どうやら人間達にあまり干渉してはいけないといった様子だし、そんな制約がある中で俺に協力してくれているのだから、なんにせよ有難い限りだ。
「わかりました。厚かましい事を言いましてすみません」
「ううん。ホントはもう少し協力してあげたいんだけどね~」
「それと、獣人達の村でおとぎ話を聞いたんですけど、あれって神様の事でしょうか?」
「おとぎ話?──ちょっと待ってね」
何やら俺の頭に手をかざして集中している。
「……フムフム。内容は分かったけど、面白い話を作ったんだね~」
「という事は神様は関係ない……ただの人間の創作物だったんですね」
「ん~……そうとも言えるし、そうじゃないかもしれないかな~」
全く要領を得ない。相変わらず理の線引きは分厚いようだ。
「まぁ難しいことは考えずに、君はまた平凡に人生を歩んでくれればいいんだ」
「そうですか……」
「お祈り、続けてくれると嬉しいな。繋がりが強まれば、会える事も多くなるだろうし」
「はい、欠かさずに。
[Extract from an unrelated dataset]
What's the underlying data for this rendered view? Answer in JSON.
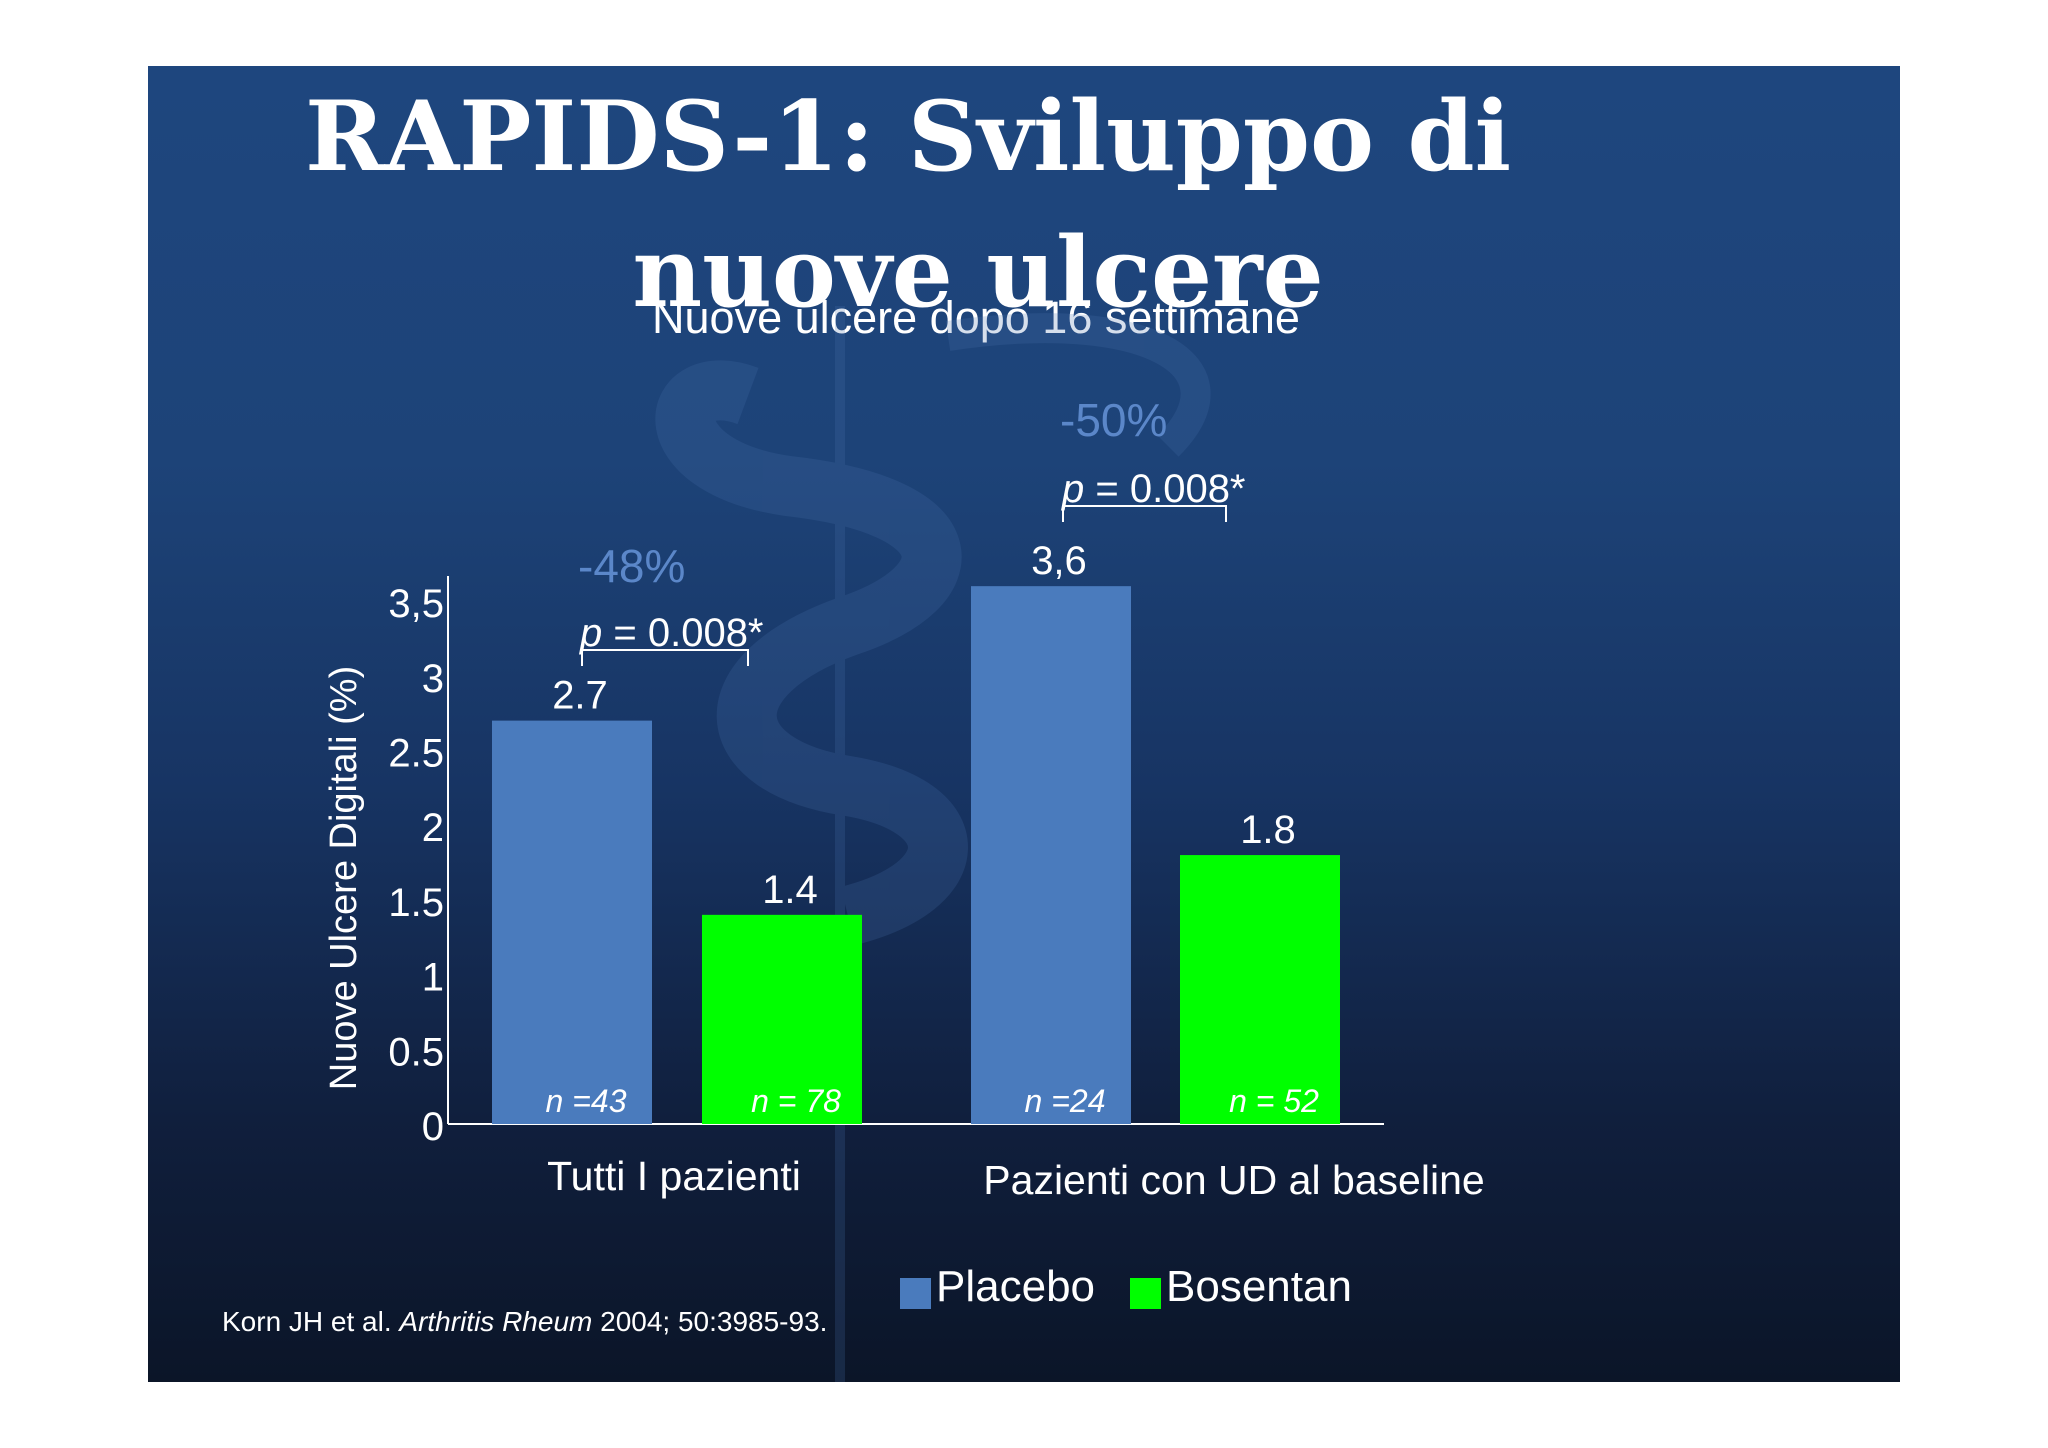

俺もまたお会いしたいですし」──
──身体が発光し徐々に透けていく。どうやら夢から覚める時間のようだ。
「おっと、今はこれぐらいが限界みたいだね~」
「名前、考えておいてよ。折角君が僕の事を肉親と言ってくれたんだから、神様と呼ばれるんじゃ寂しいしね」
「わかりました。神様もお元気で」
神様と話していると、不敬にも家族のような親しみを感じ、暖かい気持ちになる。
ノリが軽い事に関しては些かひっかかりも覚えるが、これからも変わらず瞑想を継続していこうと思う。
眠りにつくように意識が遠のくにつれ、誰かが俺を呼ぶ声が聞こえてくる。